This is a story about love, loss, life changes, ambition, carelessness, and judging others. But mainly, it is the story about a giant gorilla. A really giant gorilla. A really giant gorilla on an island that looks nothing like a skull, but may have some rock formations that kind of looked like a skull, maybe. Overall, this is a fine movie. It is nothing that you will remember in a month or two, but while you are watching it, you are entertained. And is that not what a movie should do? Every movie is not either the greatest ever, or crap, but that is a topic for another day.
Back in 2014, Warner Bros., with Legendary Entertainment, decided to relaunch a giant monster movie universe with the release of Godzilla. It was also a fine movie, with enough Godzilla goodness. Now, we get the next installment with Kong: Skull Island. But, there are some odd things about this follow-up that seem a little weird. (Mild spoilers ahead.)
First, the movie is set in the past, 1973 to be exact. Also, conveniently on the last day of the Vietnam war. I say conveniently, because this detail sets up a large story point that is intended to add some emotional weight to the story, but really just gets lost in all of the giant, rampaging monster action. Samuel L. Jackson plays a commander of some sort, in charge of a helicopter squadron stationed in Vietnam. When the war ends, he is not happy about it all. Rather than letting his men go back to the States, he gladly accepts this accompaniment mission to take some scientists to a remote island.
Why he is unhappy about going home is not explained. He just is. But I think the point of that story is to create sympathy with the soldiers as they die, because let’s face it, the reason there are so many soldiers being played by unknown actors is because they need a lot of cannon fodder. Trying to add an emotional side story to characters that are obvious cannon fodder did not work for me. It would take some really strong writing for me to get attached to characters that I know are going to have a pretty gruesome death.

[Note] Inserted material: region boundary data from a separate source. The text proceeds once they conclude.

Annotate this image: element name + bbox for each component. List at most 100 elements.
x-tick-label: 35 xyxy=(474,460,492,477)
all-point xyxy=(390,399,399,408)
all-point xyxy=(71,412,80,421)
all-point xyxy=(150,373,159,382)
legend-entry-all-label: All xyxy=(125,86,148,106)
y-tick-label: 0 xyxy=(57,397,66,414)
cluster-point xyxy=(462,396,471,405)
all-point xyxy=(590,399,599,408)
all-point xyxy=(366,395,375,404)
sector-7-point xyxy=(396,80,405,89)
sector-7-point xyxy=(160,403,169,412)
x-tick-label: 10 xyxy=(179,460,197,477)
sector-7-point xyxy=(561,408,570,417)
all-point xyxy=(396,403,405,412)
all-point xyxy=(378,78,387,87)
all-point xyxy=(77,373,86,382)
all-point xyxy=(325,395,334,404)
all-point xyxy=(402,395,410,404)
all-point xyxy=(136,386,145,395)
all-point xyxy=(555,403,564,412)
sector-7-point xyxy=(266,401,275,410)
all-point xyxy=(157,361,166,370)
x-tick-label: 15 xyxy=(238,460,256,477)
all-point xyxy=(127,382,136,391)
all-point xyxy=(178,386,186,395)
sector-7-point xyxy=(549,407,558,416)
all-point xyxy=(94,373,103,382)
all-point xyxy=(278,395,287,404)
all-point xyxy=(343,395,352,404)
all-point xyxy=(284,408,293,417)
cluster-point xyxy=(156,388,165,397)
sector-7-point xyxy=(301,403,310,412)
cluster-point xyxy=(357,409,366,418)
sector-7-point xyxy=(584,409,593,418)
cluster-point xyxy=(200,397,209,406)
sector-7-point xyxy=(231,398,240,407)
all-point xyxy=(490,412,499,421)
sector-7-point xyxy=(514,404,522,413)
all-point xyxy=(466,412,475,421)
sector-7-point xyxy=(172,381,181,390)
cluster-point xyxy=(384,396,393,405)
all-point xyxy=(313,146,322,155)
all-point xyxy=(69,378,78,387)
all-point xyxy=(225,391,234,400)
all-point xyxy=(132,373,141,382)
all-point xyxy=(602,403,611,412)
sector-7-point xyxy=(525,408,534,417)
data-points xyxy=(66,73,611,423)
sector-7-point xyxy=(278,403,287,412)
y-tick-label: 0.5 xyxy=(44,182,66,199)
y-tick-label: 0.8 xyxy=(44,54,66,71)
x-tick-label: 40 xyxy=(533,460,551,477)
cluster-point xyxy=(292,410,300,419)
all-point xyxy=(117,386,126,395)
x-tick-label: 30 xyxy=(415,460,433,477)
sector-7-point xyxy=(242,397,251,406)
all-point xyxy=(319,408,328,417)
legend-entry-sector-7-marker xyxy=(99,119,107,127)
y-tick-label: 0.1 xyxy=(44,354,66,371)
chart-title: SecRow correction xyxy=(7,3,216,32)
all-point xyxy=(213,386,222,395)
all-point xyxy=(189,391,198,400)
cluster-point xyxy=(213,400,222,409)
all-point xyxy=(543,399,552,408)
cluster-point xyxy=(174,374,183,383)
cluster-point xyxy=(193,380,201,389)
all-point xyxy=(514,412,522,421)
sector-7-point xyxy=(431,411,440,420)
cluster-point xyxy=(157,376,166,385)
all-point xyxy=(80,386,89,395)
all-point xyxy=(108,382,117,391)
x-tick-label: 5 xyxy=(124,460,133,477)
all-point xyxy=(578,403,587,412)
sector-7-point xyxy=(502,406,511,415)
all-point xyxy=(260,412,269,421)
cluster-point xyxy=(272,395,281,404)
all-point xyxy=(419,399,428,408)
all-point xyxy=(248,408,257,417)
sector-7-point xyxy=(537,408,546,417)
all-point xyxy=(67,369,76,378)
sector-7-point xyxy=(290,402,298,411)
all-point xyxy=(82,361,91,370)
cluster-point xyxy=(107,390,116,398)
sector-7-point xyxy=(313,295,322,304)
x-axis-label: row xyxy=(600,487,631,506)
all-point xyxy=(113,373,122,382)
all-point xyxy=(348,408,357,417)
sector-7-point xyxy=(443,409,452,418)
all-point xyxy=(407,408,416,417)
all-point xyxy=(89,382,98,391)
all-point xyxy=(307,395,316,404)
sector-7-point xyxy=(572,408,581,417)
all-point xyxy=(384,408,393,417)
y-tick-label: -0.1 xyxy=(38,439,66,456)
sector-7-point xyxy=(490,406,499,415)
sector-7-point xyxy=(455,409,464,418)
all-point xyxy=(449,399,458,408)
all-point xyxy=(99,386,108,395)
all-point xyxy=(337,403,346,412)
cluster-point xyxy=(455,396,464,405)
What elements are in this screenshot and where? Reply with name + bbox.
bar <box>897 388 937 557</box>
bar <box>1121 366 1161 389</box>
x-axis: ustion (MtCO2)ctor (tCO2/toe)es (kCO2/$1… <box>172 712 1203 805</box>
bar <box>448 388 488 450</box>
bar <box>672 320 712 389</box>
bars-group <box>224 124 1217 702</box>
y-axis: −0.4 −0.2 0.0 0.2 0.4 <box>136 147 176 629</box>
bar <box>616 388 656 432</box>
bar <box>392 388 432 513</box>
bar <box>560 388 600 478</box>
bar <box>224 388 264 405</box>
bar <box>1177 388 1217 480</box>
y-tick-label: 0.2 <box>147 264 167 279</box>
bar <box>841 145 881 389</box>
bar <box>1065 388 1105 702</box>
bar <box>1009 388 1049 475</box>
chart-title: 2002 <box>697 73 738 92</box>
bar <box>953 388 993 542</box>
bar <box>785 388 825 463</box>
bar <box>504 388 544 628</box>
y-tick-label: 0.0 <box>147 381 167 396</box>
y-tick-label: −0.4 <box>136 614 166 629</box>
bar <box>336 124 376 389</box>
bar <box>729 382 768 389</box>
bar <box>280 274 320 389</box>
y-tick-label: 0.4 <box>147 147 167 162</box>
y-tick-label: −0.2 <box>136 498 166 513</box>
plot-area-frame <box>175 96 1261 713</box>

Then there is the scientist contingent. There are 2 components to this group: Monarch and LanSat. John Goodman is the head of the Monarch group and has a couple assistants with him, also hiring Tom Hiddleston because he is former British special forces and some kind of tracker, or something. Joining them is Brie Larson as some kind of photo journalist who thinks there is some kind of secret being hidden. Then, there are some other scientists, but they do not really matter. You want to know how I know that they don not really matter? It is because we did not see them in any of the buildup to the mission to Skull Island.
Seriously, I could line up the cast, give some minimal background, and you would likely be able to tell me who lives and dies before you see it. The point in all of this is that the “why” all of these people are on this island does not really matter in the grand scheme of things. The only thing that matters is that these people are on an island with giant monsters. This movie does well with character interactions once they are put on the island. There, you have all of the story development that you need. You see just how unhinged Jackson’s character is becoming. You learn that Goodman’s character has not been on the level about what he thought was on the island. You see character traits of Larson and Hiddleston. That is why I wish these movies would ditch the setup and dive right in. You can introduce the characters to the audience as they are being introduced to each other.
But all of that is really more of a preference than a complaint. The movie is enjoyable. The action is well crafted. Kong looks good. This is a good movie to just sit back and enjoy. Do not worry about all of the minor details they throw at you, and just enjoy what is taking place on the screen.